# [C++] Funktion um Median zu berechnen?



## Romsl (10. Dezember 2004)

Hi,

gibt es in der C++ Library evtl. schon eine Funktion um den Median (aus 3 Zahlen) heraus zu bekommen? Oder muss ich hier alle Fälle mit einer IF Schleife abfangen?

Gruß

Romsl


----------



## Kachelator (10. Dezember 2004)

Meinst du den Mittelwert? Dazu gibt es in der STL den Algorithmus accumulate im <numeric>-Header. Du müsstet das Resultat dann nur noch durch die Anzahl der aufsummierten Elemente teilen.

Eine andere Möglichkeit wäre es, die Elemente von Hand in einer for-Schleife aufzusummieren und dann zu teilen. Dass meintest du vermutlich mit der IF-Schleife, oder verstehe ich dich falsch?


----------



## Romsl (10. Dezember 2004)

Nein ich meine den Median, so wie ich es geschrieben habe.

Median wird wie folgt berechnet.

Voraussetzung: sortierte Zahlenwerte

1.a) Anzahl aller Elemente ist gerade: Median ist die Zahl an der Stelle ((n / 2) + ((n + 1) / 2) / 2
1.b) Anzahl aller Elemente ist ungerade: Median ist die Zahl an der Stelle (n / 2)

Bei 3 Zahlen wäre der Median die mittlere Zahl.

Bsp:

3, 7, 13 -> Median ist 7.

Trotzdem Danke


----------



## Kachelator (10. Dezember 2004)

Okay, da habe ich dich falsch verstanden. Du kannst aber dennoch die STL-Algorithmen verwenden, um beispielsweise eine Sequenz zu sortieren und dann das "mittlere" Element zu finden.

Würde dir das weiterhelfen?
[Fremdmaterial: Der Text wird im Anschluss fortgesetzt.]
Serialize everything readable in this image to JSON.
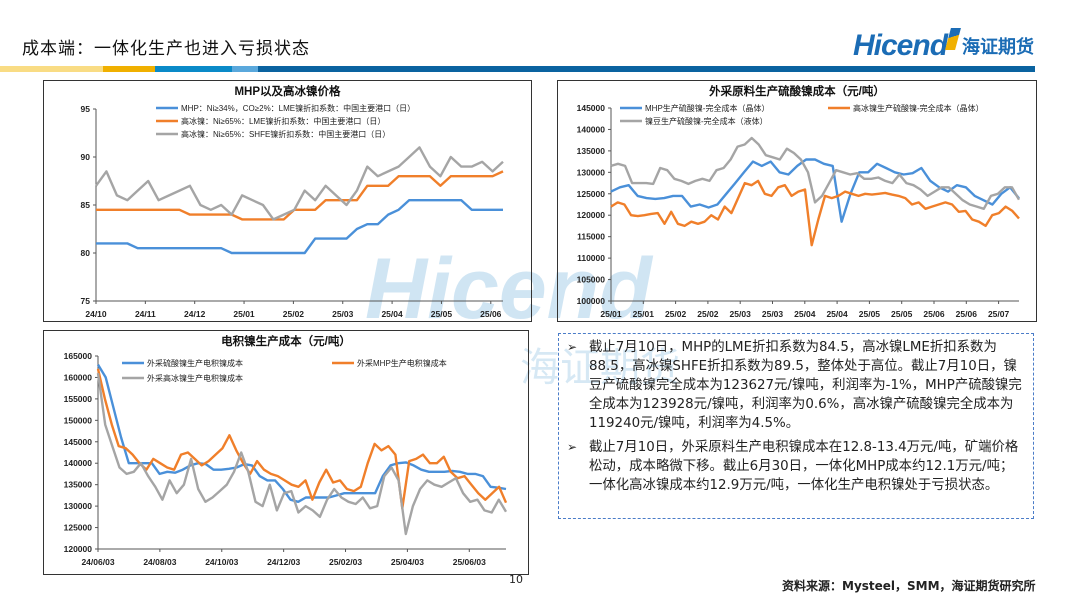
{
  "header": {
    "title": "成本端：一体化生产也进入亏损状态",
    "logo_en": "Hicend",
    "logo_cn": "海证期货",
    "band_colors": [
      "#f9dc84",
      "#f0b000",
      "#0a8ac8",
      "#5aa8dc",
      "#0a63a0"
    ]
  },
  "watermark": {
    "en": "Hicend",
    "cn": "海证期货"
  },
  "chart_data": [
    {
      "type": "line",
      "title": "MHP以及高冰镍价格",
      "ylim": [
        75,
        95
      ],
      "yticks": [
        75,
        80,
        85,
        90,
        95
      ],
      "xticks": [
        "24/10",
        "24/11",
        "24/12",
        "25/01",
        "25/02",
        "25/03",
        "25/04",
        "25/05",
        "25/06"
      ],
      "grid": false,
      "legend": "top",
      "series": [
        {
          "name": "MHP：Ni≥34%，CO≥2%：LME镍折扣系数：中国主要港口（日）",
          "color": "#4a90d9",
          "values": [
            81,
            81,
            81,
            81,
            80.5,
            80.5,
            80.5,
            80.5,
            80.5,
            80.5,
            80.5,
            80.5,
            80.5,
            80,
            80,
            80,
            80,
            80,
            80,
            80,
            80,
            81.5,
            81.5,
            81.5,
            81.5,
            82.5,
            83,
            83,
            84,
            84.5,
            85.5,
            85.5,
            85.5,
            85.5,
            85.5,
            85.5,
            84.5,
            84.5,
            84.5,
            84.5
          ]
        },
        {
          "name": "高冰镍：Ni≥65%：LME镍折扣系数：中国主要港口（日）",
          "color": "#f07f2a",
          "values": [
            84.5,
            84.5,
            84.5,
            84.5,
            84.5,
            84.5,
            84.5,
            84.5,
            84.5,
            84,
            84,
            84,
            84,
            84,
            83.5,
            83.5,
            83.5,
            83.5,
            83.5,
            84.5,
            84.5,
            84.5,
            85.5,
            85.5,
            85.5,
            85.5,
            87,
            87,
            87,
            88,
            88,
            88,
            88,
            87,
            88,
            88,
            88,
            88,
            88,
            88.5
          ]
        },
        {
          "name": "高冰镍：Ni≥65%：SHFE镍折扣系数：中国主要港口（日）",
          "color": "#a5a5a5",
          "values": [
            87,
            88.5,
            86,
            85.5,
            86.5,
            87.5,
            85.5,
            86,
            86.5,
            87,
            85,
            84.5,
            85,
            84,
            86,
            85.5,
            85,
            83.5,
            84,
            84.5,
            86.5,
            85.5,
            87,
            86,
            85,
            86.5,
            89,
            88,
            88.5,
            89,
            90,
            91,
            89,
            88,
            90,
            89,
            89,
            89.5,
            88.5,
            89.5
          ]
        }
      ]
    },
    {
      "type": "line",
      "title": "外采原料生产硫酸镍成本（元/吨）",
      "ylim": [
        100000,
        145000
      ],
      "yticks": [
        100000,
        105000,
        110000,
        115000,
        120000,
        125000,
        130000,
        135000,
        140000,
        145000
      ],
      "xticks": [
        "25/01",
        "25/01",
        "25/02",
        "25/02",
        "25/03",
        "25/03",
        "25/04",
        "25/04",
        "25/05",
        "25/05",
        "25/06",
        "25/06",
        "25/07"
      ],
      "grid": false,
      "legend": "top",
      "series": [
        {
          "name": "MHP生产硫酸镍-完全成本（晶体）",
          "color": "#4a90d9",
          "values": [
            125500,
            126500,
            127000,
            124500,
            124000,
            123800,
            124000,
            124500,
            124500,
            122000,
            122500,
            121800,
            122500,
            125000,
            127500,
            130000,
            132500,
            131500,
            132500,
            130000,
            129500,
            131500,
            133000,
            133000,
            132000,
            131500,
            118500,
            125000,
            130000,
            130000,
            132000,
            131000,
            130000,
            129500,
            129800,
            131000,
            128000,
            126500,
            125500,
            127000,
            126500,
            124500,
            123500,
            122500,
            125000,
            126500,
            123928
          ]
        },
        {
          "name": "高冰镍生产硫酸镍-完全成本（晶体）",
          "color": "#f07f2a",
          "values": [
            122000,
            123000,
            122500,
            120000,
            119800,
            120000,
            120300,
            120500,
            118000,
            120800,
            118000,
            117500,
            118500,
            118000,
            118500,
            120000,
            119000,
            122000,
            120500,
            124000,
            127500,
            127000,
            128000,
            125000,
            124500,
            126500,
            127000,
            124500,
            125500,
            126000,
            113000,
            119000,
            124500,
            124000,
            124500,
            125500,
            125000,
            124500,
            125000,
            124800,
            125000,
            125200,
            124800,
            124500,
            124000,
            122500,
            123000,
            121500,
            122000,
            122500,
            123000,
            122500,
            120800,
            121000,
            119000,
            118500,
            117500,
            120000,
            120500,
            122000,
            121000,
            119240
          ]
        },
        {
          "name": "镍豆生产硫酸镍-完全成本（液体）",
          "color": "#a5a5a5",
          "values": [
            131500,
            132000,
            131500,
            127500,
            127500,
            127500,
            127300,
            131000,
            130500,
            128500,
            128000,
            127300,
            128000,
            128500,
            128000,
            130500,
            131000,
            133000,
            136000,
            136500,
            138000,
            136500,
            134000,
            133500,
            133000,
            135500,
            134500,
            133000,
            130000,
            123000,
            124500,
            127500,
            130500,
            130000,
            129500,
            129800,
            128500,
            128500,
            128800,
            128000,
            127500,
            129500,
            127500,
            127000,
            126000,
            124500,
            125500,
            126500,
            126500,
            125000,
            123500,
            122500,
            122000,
            121500,
            124500,
            125000,
            126500,
            126500,
            123627
          ]
        }
      ]
    },
    {
      "type": "line",
      "title": "电积镍生产成本（元/吨）",
      "ylim": [
        120000,
        165000
      ],
      "yticks": [
        120000,
        125000,
        130000,
        135000,
        140000,
        145000,
        150000,
        155000,
        160000,
        165000
      ],
      "xticks": [
        "24/06/03",
        "24/08/03",
        "24/10/03",
        "24/12/03",
        "25/02/03",
        "25/04/03",
        "25/06/03"
      ],
      "grid": false,
      "legend": "top",
      "series": [
        {
          "name": "外采硫酸镍生产电积镍成本",
          "color": "#4a90d9",
          "values": [
            163000,
            160000,
            153000,
            146000,
            140000,
            140000,
            140000,
            140000,
            137500,
            138000,
            137800,
            138500,
            139500,
            140000,
            139800,
            138500,
            138500,
            138700,
            139000,
            139800,
            139500,
            137000,
            136000,
            136000,
            134000,
            131500,
            131000,
            132000,
            132000,
            132000,
            132000,
            132500,
            133000,
            133000,
            133000,
            133000,
            133000,
            137000,
            139500,
            140000,
            140200,
            139500,
            138500,
            138000,
            138000,
            138000,
            138200,
            138000,
            137500,
            137500,
            137000,
            134500,
            134300,
            134000
          ]
        },
        {
          "name": "外采MHP生产电积镍成本",
          "color": "#f07f2a",
          "values": [
            162000,
            155000,
            149000,
            144000,
            143500,
            142000,
            140000,
            138500,
            141000,
            140000,
            139000,
            138500,
            142000,
            142500,
            141000,
            139500,
            140500,
            142000,
            143500,
            146500,
            143000,
            140000,
            137500,
            140500,
            138500,
            137500,
            137000,
            136000,
            135000,
            134500,
            136000,
            131500,
            135500,
            138500,
            135500,
            136000,
            134000,
            133500,
            134500,
            140000,
            144500,
            143000,
            144000,
            142000,
            129500,
            140500,
            141000,
            142000,
            140000,
            140000,
            141500,
            138000,
            136500,
            137000,
            135000,
            133000,
            131500,
            133000,
            134500,
            130800
          ]
        },
        {
          "name": "外采高冰镍生产电积镍成本",
          "color": "#a5a5a5",
          "values": [
            161000,
            149000,
            144000,
            139000,
            137500,
            138000,
            140000,
            137000,
            134500,
            131500,
            136000,
            133000,
            135000,
            141000,
            134000,
            131000,
            132000,
            133500,
            135000,
            138000,
            142500,
            138000,
            131000,
            130000,
            135000,
            129000,
            133000,
            133500,
            128500,
            130000,
            129000,
            127500,
            131500,
            134000,
            132000,
            131000,
            130500,
            132000,
            129500,
            130000,
            137000,
            139000,
            136000,
            123500,
            130000,
            134000,
            136000,
            135000,
            134500,
            135500,
            136500,
            133000,
            131000,
            131500,
            129000,
            128500,
            131500,
            128700
          ]
        }
      ]
    }
  ],
  "notes": [
    "截止7月10日，MHP的LME折扣系数为84.5，高冰镍LME折扣系数为88.5，高冰镍SHFE折扣系数为89.5，整体处于高位。截止7月10日，镍豆产硫酸镍完全成本为123627元/镍吨，利润率为-1%，MHP产硫酸镍完全成本为123928元/镍吨，利润率为0.6%，高冰镍产硫酸镍完全成本为119240元/镍吨，利润率为4.5%。",
    "截止7月10日，外采原料生产电积镍成本在12.8-13.4万元/吨，矿端价格松动，成本略微下移。截止6月30日，一体化MHP成本约12.1万元/吨；一体化高冰镍成本约12.9万元/吨，一体化生产电积镍处于亏损状态。"
  ],
  "footer": {
    "page_number": "10",
    "source": "资料来源：Mysteel，SMM，海证期货研究所"
  }
}
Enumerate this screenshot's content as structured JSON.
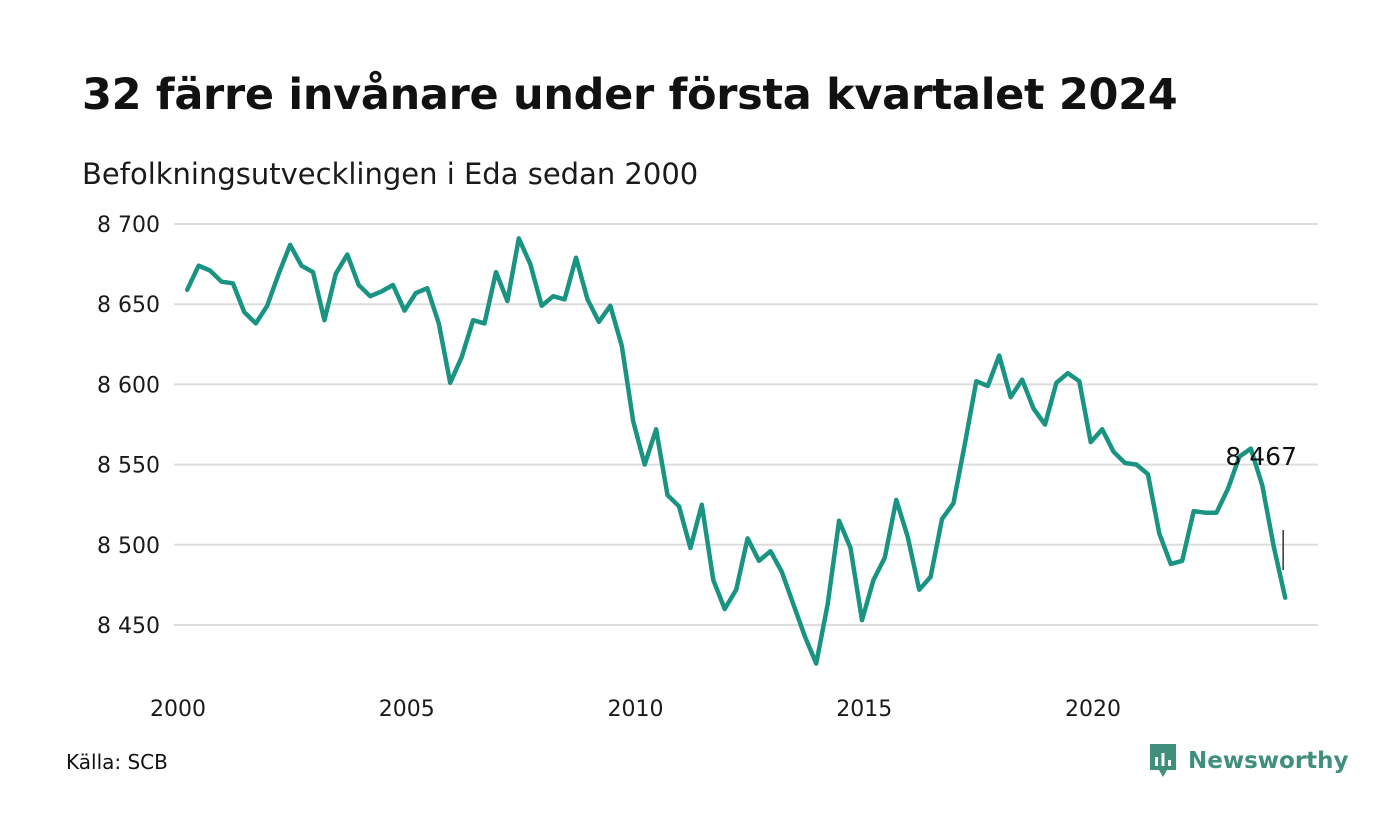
{
  "header": {
    "title": "32 färre invånare under första kvartalet 2024",
    "subtitle": "Befolkningsutvecklingen i Eda sedan 2000"
  },
  "footer": {
    "source": "Källa: SCB",
    "brand": "Newsworthy",
    "brand_icon": "newsworthy-logo-icon"
  },
  "colors": {
    "line": "#1a9482",
    "grid": "#dddddd",
    "brand": "#3f8f7c"
  },
  "chart_data": {
    "type": "line",
    "title": "32 färre invånare under första kvartalet 2024",
    "subtitle": "Befolkningsutvecklingen i Eda sedan 2000",
    "xlabel": "",
    "ylabel": "",
    "xlim": [
      2000,
      2024.3
    ],
    "ylim": [
      8420,
      8700
    ],
    "grid": true,
    "legend": "none",
    "x_ticks": [
      2000,
      2005,
      2010,
      2015,
      2020
    ],
    "x_tick_labels": [
      "2000",
      "2005",
      "2010",
      "2015",
      "2020"
    ],
    "y_ticks": [
      8450,
      8500,
      8550,
      8600,
      8650,
      8700
    ],
    "y_tick_labels": [
      "8 450",
      "8 500",
      "8 550",
      "8 600",
      "8 650",
      "8 700"
    ],
    "series": [
      {
        "color": "#1a9482",
        "x": [
          2000.2,
          2000.45,
          2000.7,
          2000.95,
          2001.2,
          2001.45,
          2001.7,
          2001.95,
          2002.2,
          2002.45,
          2002.7,
          2002.95,
          2003.2,
          2003.45,
          2003.7,
          2003.95,
          2004.2,
          2004.45,
          2004.7,
          2004.95,
          2005.2,
          2005.45,
          2005.7,
          2005.95,
          2006.2,
          2006.45,
          2006.7,
          2006.95,
          2007.2,
          2007.45,
          2007.7,
          2007.95,
          2008.2,
          2008.45,
          2008.7,
          2008.95,
          2009.2,
          2009.45,
          2009.7,
          2009.95,
          2010.2,
          2010.45,
          2010.7,
          2010.95,
          2011.2,
          2011.45,
          2011.7,
          2011.95,
          2012.2,
          2012.45,
          2012.7,
          2012.95,
          2013.2,
          2013.45,
          2013.7,
          2013.95,
          2014.2,
          2014.45,
          2014.7,
          2014.95,
          2015.2,
          2015.45,
          2015.7,
          2015.95,
          2016.2,
          2016.45,
          2016.7,
          2016.95,
          2017.2,
          2017.45,
          2017.7,
          2017.95,
          2018.2,
          2018.45,
          2018.7,
          2018.95,
          2019.2,
          2019.45,
          2019.7,
          2019.95,
          2020.2,
          2020.45,
          2020.7,
          2020.95,
          2021.2,
          2021.45,
          2021.7,
          2021.95,
          2022.2,
          2022.45,
          2022.7,
          2022.95,
          2023.2,
          2023.45,
          2023.7,
          2023.95,
          2024.2
        ],
        "y": [
          8659,
          8674,
          8671,
          8664,
          8663,
          8645,
          8638,
          8649,
          8669,
          8687,
          8674,
          8670,
          8640,
          8669,
          8681,
          8662,
          8655,
          8658,
          8662,
          8646,
          8657,
          8660,
          8638,
          8601,
          8617,
          8640,
          8638,
          8670,
          8652,
          8691,
          8675,
          8649,
          8655,
          8653,
          8679,
          8653,
          8639,
          8649,
          8624,
          8577,
          8550,
          8572,
          8531,
          8524,
          8498,
          8525,
          8478,
          8460,
          8472,
          8504,
          8490,
          8496,
          8483,
          8463,
          8443,
          8426,
          8463,
          8515,
          8498,
          8453,
          8478,
          8492,
          8528,
          8505,
          8472,
          8480,
          8516,
          8526,
          8563,
          8602,
          8599,
          8618,
          8592,
          8603,
          8585,
          8575,
          8601,
          8607,
          8602,
          8564,
          8572,
          8558,
          8551,
          8550,
          8544,
          8507,
          8488,
          8490,
          8521,
          8520,
          8520,
          8535,
          8555,
          8560,
          8537,
          8499,
          8467
        ]
      }
    ],
    "annotations": [
      {
        "text": "8 467",
        "x": 2024.2,
        "y": 8467
      }
    ]
  }
}
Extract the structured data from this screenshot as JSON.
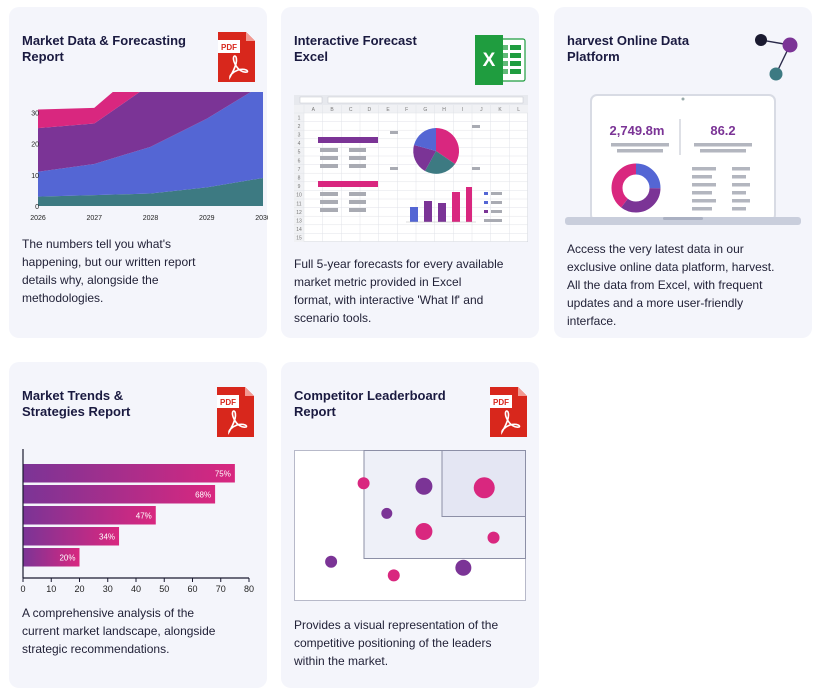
{
  "cards": [
    {
      "title": "Market Data & Forecasting Report",
      "title_lines": [
        "Market Data & Forecasting",
        "Report"
      ],
      "icon": "pdf-icon",
      "description_lines": [
        "The numbers tell you what's",
        "happening, but our written report",
        "details why, alongside the",
        "methodologies."
      ]
    },
    {
      "title": "Interactive Forecast Excel",
      "title_lines": [
        "Interactive Forecast",
        "Excel"
      ],
      "icon": "excel-icon",
      "description_lines": [
        "Full 5-year forecasts for every available",
        "market metric provided in Excel",
        "format, with interactive 'What If' and",
        "scenario tools."
      ]
    },
    {
      "title": "harvest Online Data Platform",
      "title_lines": [
        "harvest Online Data",
        "Platform"
      ],
      "icon": "network-icon",
      "description_lines": [
        "Access the very latest data in our",
        "exclusive online data platform, harvest.",
        "All the data from Excel, with frequent",
        "updates and a more user-friendly",
        "interface."
      ]
    },
    {
      "title": "Market Trends & Strategies Report",
      "title_lines": [
        "Market Trends &",
        "Strategies Report"
      ],
      "icon": "pdf-icon",
      "description_lines": [
        "A comprehensive analysis of the",
        "current market landscape, alongside",
        "strategic recommendations."
      ]
    },
    {
      "title": "Competitor Leaderboard Report",
      "title_lines": [
        "Competitor Leaderboard",
        "Report"
      ],
      "icon": "pdf-icon",
      "description_lines": [
        "Provides a visual representation of the",
        "competitive positioning of the leaders",
        "within the market."
      ]
    }
  ],
  "pdf_label": "PDF",
  "excel_label": "X",
  "harvest_stats": [
    "2,749.8m",
    "86.2"
  ],
  "excel_mock": {
    "col_headers": [
      "A",
      "B",
      "C",
      "D",
      "E",
      "F",
      "G",
      "H",
      "I",
      "J",
      "K",
      "L"
    ],
    "row_headers": [
      "1",
      "2",
      "3",
      "4",
      "5",
      "6",
      "7",
      "8",
      "9",
      "10",
      "11",
      "12",
      "13",
      "14",
      "15"
    ]
  },
  "chart_data": [
    {
      "type": "area",
      "x": [
        "2026",
        "2027",
        "2028",
        "2029",
        "2030"
      ],
      "ylim": [
        0,
        35
      ],
      "yticks": [
        0,
        10,
        20,
        30
      ],
      "series": [
        {
          "color": "#3d7a82",
          "values": [
            3,
            3.5,
            4,
            6,
            9
          ]
        },
        {
          "color": "#5466d4",
          "values": [
            8,
            10,
            15,
            22,
            30
          ]
        },
        {
          "color": "#7b3496",
          "values": [
            14,
            13,
            20,
            24,
            31
          ]
        },
        {
          "color": "#d9277f",
          "values": [
            6,
            5,
            8,
            8,
            11
          ]
        }
      ]
    },
    {
      "type": "bar",
      "orientation": "horizontal",
      "values": [
        75,
        68,
        47,
        34,
        20
      ],
      "labels": [
        "75%",
        "68%",
        "47%",
        "34%",
        "20%"
      ],
      "xlim": [
        0,
        80
      ],
      "xticks": [
        "0",
        "10",
        "20",
        "30",
        "40",
        "50",
        "60",
        "70",
        "80"
      ]
    },
    {
      "type": "scatter",
      "points": [
        {
          "x": 0.3,
          "y": 0.78,
          "size": 6,
          "color": "#d9277f"
        },
        {
          "x": 0.4,
          "y": 0.58,
          "size": 5.5,
          "color": "#7b3496"
        },
        {
          "x": 0.56,
          "y": 0.76,
          "size": 8.5,
          "color": "#7b3496"
        },
        {
          "x": 0.82,
          "y": 0.75,
          "size": 10.5,
          "color": "#d9277f"
        },
        {
          "x": 0.56,
          "y": 0.46,
          "size": 8.5,
          "color": "#d9277f"
        },
        {
          "x": 0.86,
          "y": 0.42,
          "size": 6,
          "color": "#d9277f"
        },
        {
          "x": 0.16,
          "y": 0.26,
          "size": 6,
          "color": "#7b3496"
        },
        {
          "x": 0.43,
          "y": 0.17,
          "size": 6,
          "color": "#d9277f"
        },
        {
          "x": 0.73,
          "y": 0.22,
          "size": 8,
          "color": "#7b3496"
        }
      ]
    }
  ],
  "colors": {
    "pdf_red": "#d8271c",
    "magenta": "#d9277f",
    "purple": "#7b3496",
    "blue": "#5466d4",
    "teal": "#3d7a82",
    "excel_green": "#1f9d3f"
  }
}
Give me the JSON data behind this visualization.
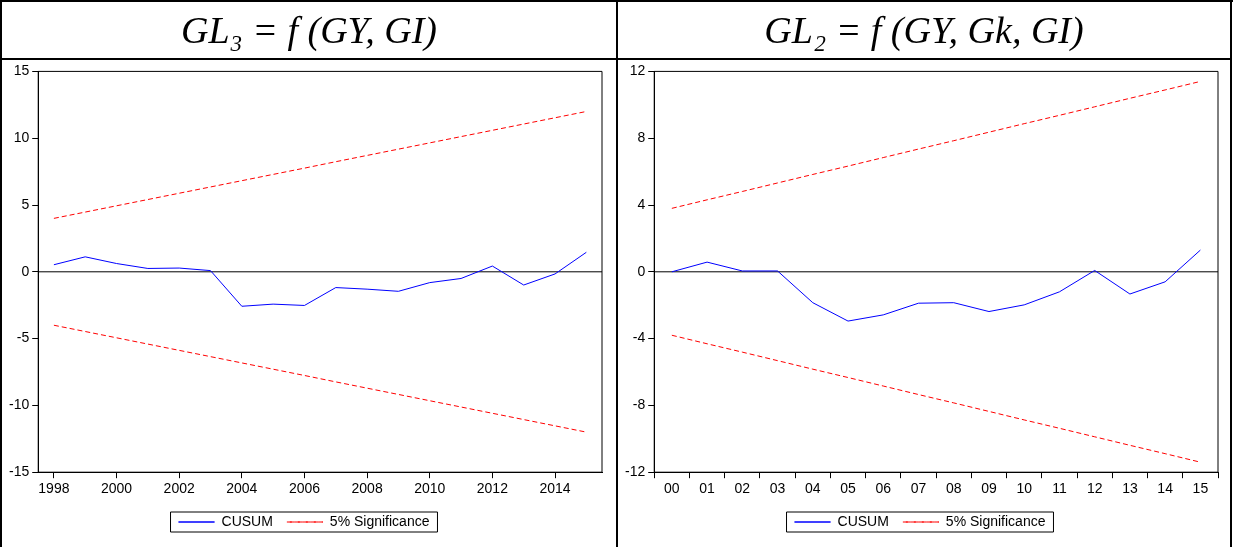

Na ja, so knifflig ist das auch ohne STlL ja nicht.


----------



## Romsl (10. Dezember 2004)

Stimmt schon, dass das nicht knifflig ist.

Es geht aber darum ein Programm zu schreiben das auf verschiedene Arten den QuickSort durchführt. Unter anderem soll er als Pivot den Median nehmen. Mir geht es eben nur darum diese ganzen Vergleiche auf ein minimum zu reduzieren um die WC-Komplexität gering zu halten.


----------



## Thomas Darimont (10. Dezember 2004)

Hallo!

Um den Median einer Zahlenfolge zu bestimmen darf man nicht sortieren...
wir wollen ja gerade den Wert dieser Zahlenfolge der in Ungeordneten Reihenfolge (so wie die Werte eben reingekommen sind) in der "Mitte" im Sinne der Reihenfolge (nicht der Geordneten Reihenfolge) befindet. Den Median erhält man nach dem folgenden Ermittlungsschema:

Bsp. 
Ungerade Anzahl:
Folge A = 4 2 8 7 0 1 3

Hier ist der Median: -> A((n+1) / 2) -> 7 

Gerade Folge:
Folge A = 4 9 8 1 2 2 3 9
Hier ist der Median: -> (A(n/2) + A(n/2+1))/2 -> 1,5

Gruß Tom


----------



## TakaBo (10. Dezember 2004)

Hi

@Tom

Das ist AFAIK nicht korrekt. Der Median bezieht sich auf den mittleren Wert einer sortierten Folge. Er wird nicht nur in der Statistik, sondern auch gern in der Bildvorverarbeitung (BVV) benutzt, da sich mit ihm ein nichtlinearer Filter konstruiren lässt.
Zum Median siehe:

http://de.wikipedia.org/wiki/Median

@Romsel
Den Pivot über den Median zu nehmen ist doppelt gemoppelt, da das Array dazu bereits sortiert ist. Du kannst aber den Pivot bestimmen, in dem du das Array mit den Werten einmal abfährst und den kleinsten Wert raus suchst.
Empfehlen kann ich hierzu "Algorithmen und Datenstrukturen" von Herbert Kopp.
Siehe:
http://gd.tuwien.ac.at/books/skript...grotithmen_und_Datenstrukturen_001_g_198p.pdf

@Kachelator
Die STL ist ja man eine feine Sache, aber zum sortieren überhaupt nicht geeignet. Viel zu viel Overhead.

Gruss TB


----------



## Kachelator (10. Dezember 2004)

TakaBo hat gesagt.:
			
		

> @Kachelator
> Die STL ist ja man eine feine Sache, aber zum sortieren überhaupt nicht geeignet. Viel zu viel Overhead.
> 
> Gruss TB


Hört, hört...


----------



## Thomas Darimont (10. Dezember 2004)

Hallo!

@Takabo
du hast recht... schande über mein Haupt... aber ansonsten stimmen "meine" Rechenvorschriften ;-)

Gruß Tom


----------



## TakaBo (11. Dezember 2004)

Hi,

@Tom: Jau, sonst stimmts *Kopfnick*   

Gruss TB


----------



## RedWing (11. Dezember 2004)

> Die STL ist ja man eine feine Sache, aber zum sortieren überhaupt nicht geeignet. Viel zu viel Overhead.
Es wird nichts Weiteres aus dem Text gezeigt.